Bush broni decyzji o inwazji na Irak
Prezydent USA George W. Bush
oświadczył, że mimo ustaleń opublikowanego niedawno
raportu, iż Irak nie miał broni masowej zagłady, a jego program
budowy broni nuklearnej praktycznie nie istniał, "decyzja o
rozpoczęciu działań w Iraku była słuszna".
Opierając się na informacjach, które posiadamy dzisiaj, uważam, że mieliśmy rację, podejmując działania, a Ameryka jest dziś, z Saddamem Husajnem w więzieniu, bezpieczniejsza - powiedział Bush dziennikarzom w Białym Domu.
Prezydent przyznał, że Irak nie posiadał arsenałów zakazanej broni, która miała być powodem inwazji. Wiele ze zgromadzonych informacji wywiadowczych okazało się błędnych i musimy ustalić dlaczego - dodał.
Jednak Bush utrzymywał, że obalony dyktator był zagrożeniem dla świata, ponieważ usiłował obejść zastosowane wobec jego reżimu międzynarodowe sankcje oraz zachował "zamiar i środki" do produkowania broni masowej zagłady.
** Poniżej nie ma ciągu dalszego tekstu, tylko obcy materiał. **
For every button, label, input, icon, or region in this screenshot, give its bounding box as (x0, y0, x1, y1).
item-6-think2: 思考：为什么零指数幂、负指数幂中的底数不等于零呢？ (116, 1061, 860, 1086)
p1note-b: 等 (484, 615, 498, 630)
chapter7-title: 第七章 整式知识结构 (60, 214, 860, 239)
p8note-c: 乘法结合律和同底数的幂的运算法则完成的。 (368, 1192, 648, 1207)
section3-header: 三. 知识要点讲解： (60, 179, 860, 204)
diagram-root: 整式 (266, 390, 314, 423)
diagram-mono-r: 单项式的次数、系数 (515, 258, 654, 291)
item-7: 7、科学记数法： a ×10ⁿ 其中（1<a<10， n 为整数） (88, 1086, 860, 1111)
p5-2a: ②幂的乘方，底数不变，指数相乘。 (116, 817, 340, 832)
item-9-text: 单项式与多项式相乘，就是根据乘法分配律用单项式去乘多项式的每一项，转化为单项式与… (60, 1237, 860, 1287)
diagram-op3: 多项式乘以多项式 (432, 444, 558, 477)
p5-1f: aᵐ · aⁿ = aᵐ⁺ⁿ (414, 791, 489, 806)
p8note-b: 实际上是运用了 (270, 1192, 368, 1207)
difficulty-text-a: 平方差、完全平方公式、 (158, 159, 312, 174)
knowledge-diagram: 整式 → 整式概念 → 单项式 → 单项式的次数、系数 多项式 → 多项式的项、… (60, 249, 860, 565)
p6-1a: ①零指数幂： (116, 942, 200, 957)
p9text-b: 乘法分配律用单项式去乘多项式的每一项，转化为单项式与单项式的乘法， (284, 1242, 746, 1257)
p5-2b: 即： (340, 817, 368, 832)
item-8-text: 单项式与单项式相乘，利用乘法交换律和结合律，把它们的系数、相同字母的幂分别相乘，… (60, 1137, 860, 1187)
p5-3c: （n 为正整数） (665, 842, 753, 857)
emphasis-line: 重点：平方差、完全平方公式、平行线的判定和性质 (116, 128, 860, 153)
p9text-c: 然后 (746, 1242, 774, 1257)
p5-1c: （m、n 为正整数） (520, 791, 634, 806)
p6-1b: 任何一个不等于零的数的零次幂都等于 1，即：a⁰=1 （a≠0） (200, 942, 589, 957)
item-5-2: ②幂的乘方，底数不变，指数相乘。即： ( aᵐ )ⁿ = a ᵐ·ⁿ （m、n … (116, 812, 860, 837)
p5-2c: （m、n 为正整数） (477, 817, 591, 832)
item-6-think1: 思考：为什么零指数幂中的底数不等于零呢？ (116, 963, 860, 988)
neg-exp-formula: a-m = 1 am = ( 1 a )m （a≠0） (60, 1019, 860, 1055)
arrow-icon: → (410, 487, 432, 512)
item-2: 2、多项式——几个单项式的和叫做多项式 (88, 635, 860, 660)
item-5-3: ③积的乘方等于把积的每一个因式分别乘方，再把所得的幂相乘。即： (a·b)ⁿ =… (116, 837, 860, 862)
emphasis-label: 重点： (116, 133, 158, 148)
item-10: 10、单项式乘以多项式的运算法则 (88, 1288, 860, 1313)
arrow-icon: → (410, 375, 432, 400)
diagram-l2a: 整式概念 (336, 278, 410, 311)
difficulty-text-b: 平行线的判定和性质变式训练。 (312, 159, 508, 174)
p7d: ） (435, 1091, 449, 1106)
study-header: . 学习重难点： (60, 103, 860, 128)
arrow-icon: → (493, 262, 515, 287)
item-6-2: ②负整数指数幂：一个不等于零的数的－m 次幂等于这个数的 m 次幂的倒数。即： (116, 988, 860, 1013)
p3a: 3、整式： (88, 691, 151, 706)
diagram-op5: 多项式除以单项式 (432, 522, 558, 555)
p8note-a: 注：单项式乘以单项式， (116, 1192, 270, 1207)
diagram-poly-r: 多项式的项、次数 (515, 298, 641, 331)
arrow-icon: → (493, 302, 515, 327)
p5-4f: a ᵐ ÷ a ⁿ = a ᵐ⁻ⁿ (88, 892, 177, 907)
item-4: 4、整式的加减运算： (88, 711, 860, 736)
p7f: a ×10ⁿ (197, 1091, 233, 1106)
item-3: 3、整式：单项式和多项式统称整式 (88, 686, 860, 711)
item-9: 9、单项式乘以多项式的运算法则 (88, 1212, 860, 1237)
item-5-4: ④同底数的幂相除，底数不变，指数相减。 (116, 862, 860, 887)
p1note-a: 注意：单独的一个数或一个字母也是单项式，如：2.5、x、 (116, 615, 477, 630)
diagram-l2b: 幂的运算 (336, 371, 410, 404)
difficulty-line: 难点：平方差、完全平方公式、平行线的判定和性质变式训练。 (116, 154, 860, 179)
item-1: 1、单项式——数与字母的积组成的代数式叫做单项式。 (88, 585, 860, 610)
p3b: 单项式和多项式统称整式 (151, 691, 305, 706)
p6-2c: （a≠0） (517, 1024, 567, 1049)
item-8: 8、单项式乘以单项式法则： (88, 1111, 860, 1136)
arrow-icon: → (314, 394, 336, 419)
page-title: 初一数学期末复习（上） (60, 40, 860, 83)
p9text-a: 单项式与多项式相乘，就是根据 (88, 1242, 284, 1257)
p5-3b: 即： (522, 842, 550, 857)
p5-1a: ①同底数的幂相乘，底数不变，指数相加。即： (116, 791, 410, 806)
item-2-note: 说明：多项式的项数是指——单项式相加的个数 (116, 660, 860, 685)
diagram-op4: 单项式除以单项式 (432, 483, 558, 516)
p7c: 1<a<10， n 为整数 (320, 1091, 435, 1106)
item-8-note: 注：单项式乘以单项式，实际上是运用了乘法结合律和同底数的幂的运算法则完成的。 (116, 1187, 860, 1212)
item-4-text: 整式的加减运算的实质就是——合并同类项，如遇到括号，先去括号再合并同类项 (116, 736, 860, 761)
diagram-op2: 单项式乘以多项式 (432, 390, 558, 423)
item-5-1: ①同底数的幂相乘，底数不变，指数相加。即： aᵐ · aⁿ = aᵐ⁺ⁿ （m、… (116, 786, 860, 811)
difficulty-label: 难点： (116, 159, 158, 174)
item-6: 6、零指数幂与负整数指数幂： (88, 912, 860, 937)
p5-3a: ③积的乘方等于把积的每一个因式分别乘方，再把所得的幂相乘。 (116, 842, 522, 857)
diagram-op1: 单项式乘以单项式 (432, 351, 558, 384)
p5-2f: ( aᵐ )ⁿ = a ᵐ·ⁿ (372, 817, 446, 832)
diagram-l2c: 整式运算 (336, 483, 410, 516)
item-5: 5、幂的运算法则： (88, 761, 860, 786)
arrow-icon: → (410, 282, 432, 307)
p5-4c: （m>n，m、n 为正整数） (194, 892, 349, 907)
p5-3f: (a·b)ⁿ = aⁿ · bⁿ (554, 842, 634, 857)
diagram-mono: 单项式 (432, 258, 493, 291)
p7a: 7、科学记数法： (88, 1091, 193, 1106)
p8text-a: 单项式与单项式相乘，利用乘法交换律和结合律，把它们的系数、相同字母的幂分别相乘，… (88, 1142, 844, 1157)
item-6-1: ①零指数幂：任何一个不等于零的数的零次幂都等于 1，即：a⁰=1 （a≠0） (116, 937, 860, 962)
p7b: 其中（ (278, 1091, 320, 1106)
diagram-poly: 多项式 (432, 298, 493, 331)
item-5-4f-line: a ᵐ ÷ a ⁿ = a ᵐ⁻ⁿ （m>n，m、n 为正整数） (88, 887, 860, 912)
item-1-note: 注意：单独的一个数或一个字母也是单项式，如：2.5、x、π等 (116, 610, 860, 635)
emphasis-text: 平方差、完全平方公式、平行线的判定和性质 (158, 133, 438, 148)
I zamierzał to - zdaniem Busha - uczynić wtedy, "kiedy świat patrzyłby w inną stronę". Był zagrożeniem, któremu musieliśmy stawić czoło - powiedział amerykański prezydent.
Bush po raz pierwszy publicznie zabrał głos po opublikowaniu raportu Charlesa Duelfera, byłego specjalnego doradcy CIA i inspektora rozbrojeniowego ONZ, który zajmował się poszukiwaniem broni masowego rażenia na terenie Iraku.
Duelfer ustalił, że przed ubiegłoroczną inwazją Irak nie miał broni chemicznej ani biologicznej i nie realizował programu zbrojeń atomowych. Saddam próbował jednak - stwierdza Duelfer - obejść zastosowane wobec niego międzynarodowe sankcje, utrzymując kontakty i prowadząc interesy z firmami zagranicznymi.
Ten wątek podchwycił Bush, oświadczając, że raport wykazał, iż Saddam "systematycznie wykorzystywał ONZ-owski program 'ropa za żywność' do prób wywierania nacisku na kraje i firmy w celu obejścia sankcji".